FORT BELVOIR, Virginia –
The Defense Logistics Agency’s information technology vendors can help the agency be a world-class IT provider by becoming true partners on costs and services, DLA’s chief information officer said during a roundtable meeting May 11 at the McNamara Headquarters Complex.
Representatives from more than 20 information technology companies, such as Adobe, Oracle and Apple, gave the agency their input.
“We really want this to be an open forum where we can tell you some of the things that we’re working on on the DLA side, and for you all to ask us questions or provide us with some ideas, because we are really looking to become more efficient in the capabilities that we deliver for DLA and (the Department of Defense),” DLA Information Operations
Director Kathy Cutler said in her opening remarks.
To achieve that goal, DLA will need to reduce its IT footprint and adopt enterprise models and processes, Cutler said, as well as deliver capabilities faster and match skill sets to the needs of the organization.
Over the next few years, DLA will cut almost 200 redundant applications out of its current inventory, Cutler said.
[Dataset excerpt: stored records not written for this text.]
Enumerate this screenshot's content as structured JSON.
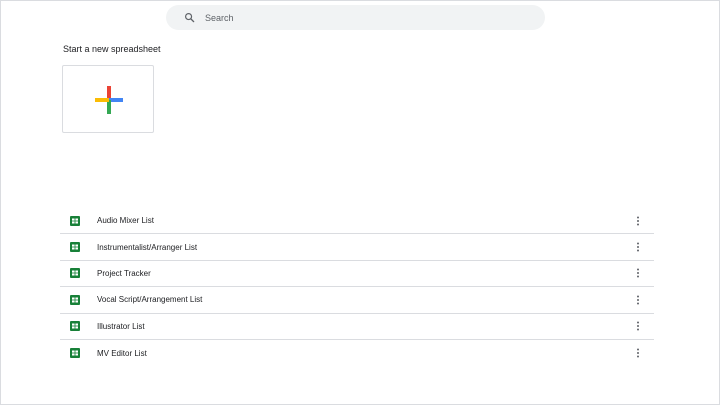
{
  "search": {
    "placeholder": "Search"
  },
  "new_section": {
    "title": "Start a new spreadsheet"
  },
  "colors": {
    "search_bg": "#f1f3f4",
    "sheets_green": "#188038",
    "plus_red": "#ea4335",
    "plus_blue": "#4285f4",
    "plus_yellow": "#fbbc04",
    "plus_green": "#34a853"
  },
  "files": [
    {
      "name": "Audio Mixer List",
      "icon": "sheets-icon"
    },
    {
      "name": "Instrumentalist/Arranger List",
      "icon": "sheets-icon"
    },
    {
      "name": "Project Tracker",
      "icon": "sheets-icon"
    },
    {
      "name": "Vocal Script/Arrangement List",
      "icon": "sheets-icon"
    },
    {
      "name": "Illustrator List",
      "icon": "sheets-icon"
    },
    {
      "name": "MV Editor List",
      "icon": "sheets-icon"
    }
  ]
}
She also said the agency is in the first phases of reducing its logistics databases, which take up a lot of space, and moving to an enterprise data warehouse concept.
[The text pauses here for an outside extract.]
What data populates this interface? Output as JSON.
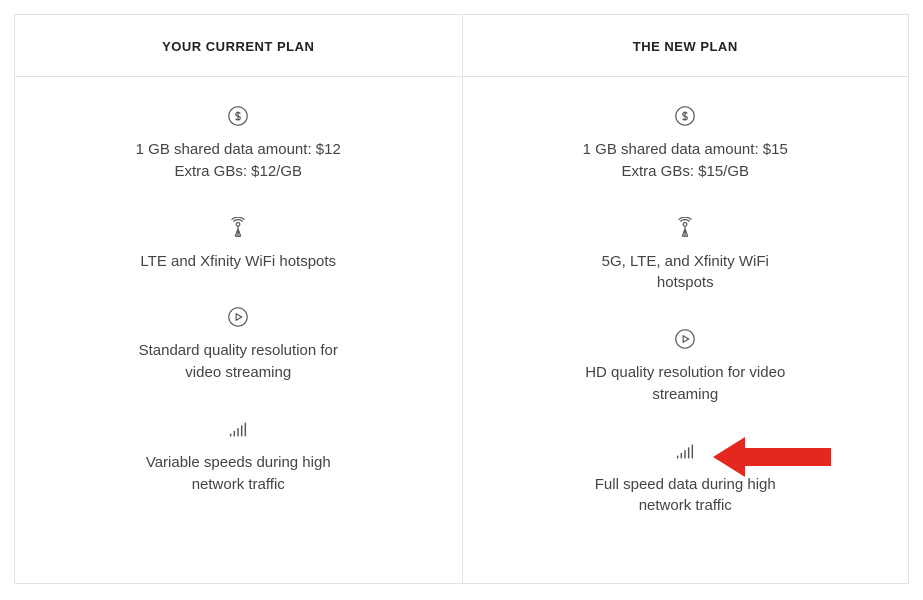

“We also want to eliminate infrastructure,” she said. “We don’t want to house anything we don’t have to house anymore in DLA. We want to move to (the Defense Information Systems Agency
) or we want to move to a cloud provider. So we are really looking for the opportunities to shed all of that and … figure out what is the hosting strategy that we want to employ in DLA.”
DLA also plans to modernize its two remaining data centers, located in Tracy, California, and Dayton, Ohio, and focus on licensing efficiencies, areas where Cutler said she hopes the IT vendors will help.
“We really want to make sure we’re getting the best use of the licensing arrangements that we have,” she said. “Right now, we have stuff that we don’t even know we have, and we aren’t using it, so we need to figure out with your help what we should be using, what we can eliminate and what do we need across DLA to provide the capabilities that we need to provide.”
Cutler said some of the biggest challenges facing the agency are in its support and response functions, which have resulted in long delays to customers. Although the agency has reduced some of the wait times from weeks to days, she admits there is still a long way to go.
“We want to have a world-class IT support and response,” she said. “We don’t have that today. We have a help desk in place; we have desk-side support in place. But it’s not what I would call world-class by any stretch, so we really need to work on that collectively so that we’re in control and we’re giving those end users the best experience they possibly can get. And we need active feedback on customer issues. We don’t have that today. There are times when customers go days, weeks, months without us responding. And there are lots of reasons for that, but to me, that’s not an acceptable situation to be in as we move forward.”
Other topics discussed included strategic technology, stakeholder integration services and DLA IT contracting initiatives.